Google updated how it documents crawl limits for its indexing systems, particularly Googlebot and the broader crawler infrastructure. This is not a dramatic change in behavior, but the way Google now describes those limits has important implications for SEO professionals and site owners who want to ensure their content gets crawled and indexed effectively.
In this post we’ll break down what Google updated, how crawling limits work today, and practical takeaways for improving crawlability and overall SEO performance.
What Changed in Google’s Crawling Documentation
Google reorganized and clarified the documentation around file size limits that apply during crawling. Previously, limits were scattered across different help pages.

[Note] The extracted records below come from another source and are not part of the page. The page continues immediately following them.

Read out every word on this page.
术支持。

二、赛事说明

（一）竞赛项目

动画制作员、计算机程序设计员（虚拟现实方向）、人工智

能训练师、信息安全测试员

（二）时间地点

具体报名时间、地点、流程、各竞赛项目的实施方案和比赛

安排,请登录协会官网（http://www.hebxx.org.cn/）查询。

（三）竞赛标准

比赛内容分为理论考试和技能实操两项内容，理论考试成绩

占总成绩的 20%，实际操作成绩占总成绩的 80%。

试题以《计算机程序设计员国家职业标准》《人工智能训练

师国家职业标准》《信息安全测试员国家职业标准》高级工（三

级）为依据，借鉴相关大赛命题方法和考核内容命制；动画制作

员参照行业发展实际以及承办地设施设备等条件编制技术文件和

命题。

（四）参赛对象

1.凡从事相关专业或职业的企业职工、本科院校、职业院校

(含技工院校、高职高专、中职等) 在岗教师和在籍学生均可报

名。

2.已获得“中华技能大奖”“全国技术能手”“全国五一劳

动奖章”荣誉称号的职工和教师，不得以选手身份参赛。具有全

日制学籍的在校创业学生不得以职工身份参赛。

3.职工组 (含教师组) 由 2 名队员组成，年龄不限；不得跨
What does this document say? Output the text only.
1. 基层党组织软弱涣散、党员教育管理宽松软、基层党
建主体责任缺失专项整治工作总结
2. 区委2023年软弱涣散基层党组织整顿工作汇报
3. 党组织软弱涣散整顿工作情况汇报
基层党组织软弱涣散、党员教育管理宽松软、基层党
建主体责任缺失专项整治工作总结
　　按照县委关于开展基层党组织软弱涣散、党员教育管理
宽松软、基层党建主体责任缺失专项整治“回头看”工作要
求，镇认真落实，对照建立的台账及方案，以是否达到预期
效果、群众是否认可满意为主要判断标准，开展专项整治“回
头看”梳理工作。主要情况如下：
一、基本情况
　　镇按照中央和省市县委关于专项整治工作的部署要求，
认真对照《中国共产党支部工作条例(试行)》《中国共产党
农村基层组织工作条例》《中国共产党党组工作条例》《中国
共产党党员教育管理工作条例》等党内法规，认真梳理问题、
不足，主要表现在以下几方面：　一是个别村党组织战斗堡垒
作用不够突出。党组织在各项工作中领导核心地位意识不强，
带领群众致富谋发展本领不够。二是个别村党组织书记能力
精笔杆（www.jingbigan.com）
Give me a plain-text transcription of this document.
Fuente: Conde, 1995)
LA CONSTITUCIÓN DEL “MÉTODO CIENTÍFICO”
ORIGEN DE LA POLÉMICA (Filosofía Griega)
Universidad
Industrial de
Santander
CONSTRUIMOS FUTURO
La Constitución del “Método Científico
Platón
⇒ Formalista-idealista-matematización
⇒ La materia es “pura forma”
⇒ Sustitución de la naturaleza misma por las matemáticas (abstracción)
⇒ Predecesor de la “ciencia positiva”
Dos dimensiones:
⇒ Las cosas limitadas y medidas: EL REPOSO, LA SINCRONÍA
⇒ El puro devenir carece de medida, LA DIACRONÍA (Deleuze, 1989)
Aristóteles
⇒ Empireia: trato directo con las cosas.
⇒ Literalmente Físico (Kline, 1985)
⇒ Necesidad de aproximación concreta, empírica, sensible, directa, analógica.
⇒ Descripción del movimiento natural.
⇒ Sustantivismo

Now, Google separates a default file size limit for Google’s crawler infrastructure from Search-specific limits defined on the Googlebot documentation page.
According to the updated help docs, Google’s crawling systems generally handle up to 15 MB of a file before stopping the crawl. Specifically for Google Search indexing, Googlebot will crawl the first 2 MB of supported HTML or text-based files. For PDFs, Googlebot will fetch up to 64 MB.

This reorganization wasn’t announced as a functional change in how Googlebot behaves. Google described it as a documentation clarification. Even so, wording changes matter because they shape how site owners interpret crawl budget and indexing behavior.
Crawl Limits Explained: Technical vs. Practical
These file size figures define how much content Googlebot actually processes from a page. That matters because anything beyond the limit may not be considered when Google evaluates the page.
General crawler limit (15 MB) applies across Google’s crawler infrastructure. It’s a broad cap on how much of a file Google’s systems will download in one request.
Search-specific limits (2 MB for HTML/text, 64 MB for PDFs) describe what Googlebot processes for Search indexing. Once these limits are reached, Googlebot typically stops the fetch and considers only the content it has already downloaded when evaluating the page for indexing and ranking.
Some SEO commentary points out that the 2 MB figure represents the portion of raw HTML Googlebot will process before deciding what the page is about. Anything beyond that may be ignored for ranking signals.
Why Most Sites Won’t Hit These Limits
Most websites will never approach a 2 MB HTML file size. Even complex pages usually remain well below that threshold.
HTML file sizes rarely exceed a few hundred KB unless there is significant inline code or poor optimization. Images, CSS, JavaScript, and media files are fetched separately, so they do not count toward the HTML crawl limit.
In practice, the 2 MB limit is large relative to typical HTML payloads. Still, bloated templates and heavy inline scripts can push pages closer to limits than necessary.
How Crawl Limits Interact With Crawlability
Crawl limits tie directly into crawlability, which is a core technical SEO concern. Crawlability describes how easily search engines can access and interpret your content.
If Googlebot can’t fetch or render your HTML due to errors, misconfigurations, or oversized pages, your pages may fail to index properly. Common issues include robots.txt blocking critical resources, slow server responses, timeouts, and HTML that includes unnecessary code bloat.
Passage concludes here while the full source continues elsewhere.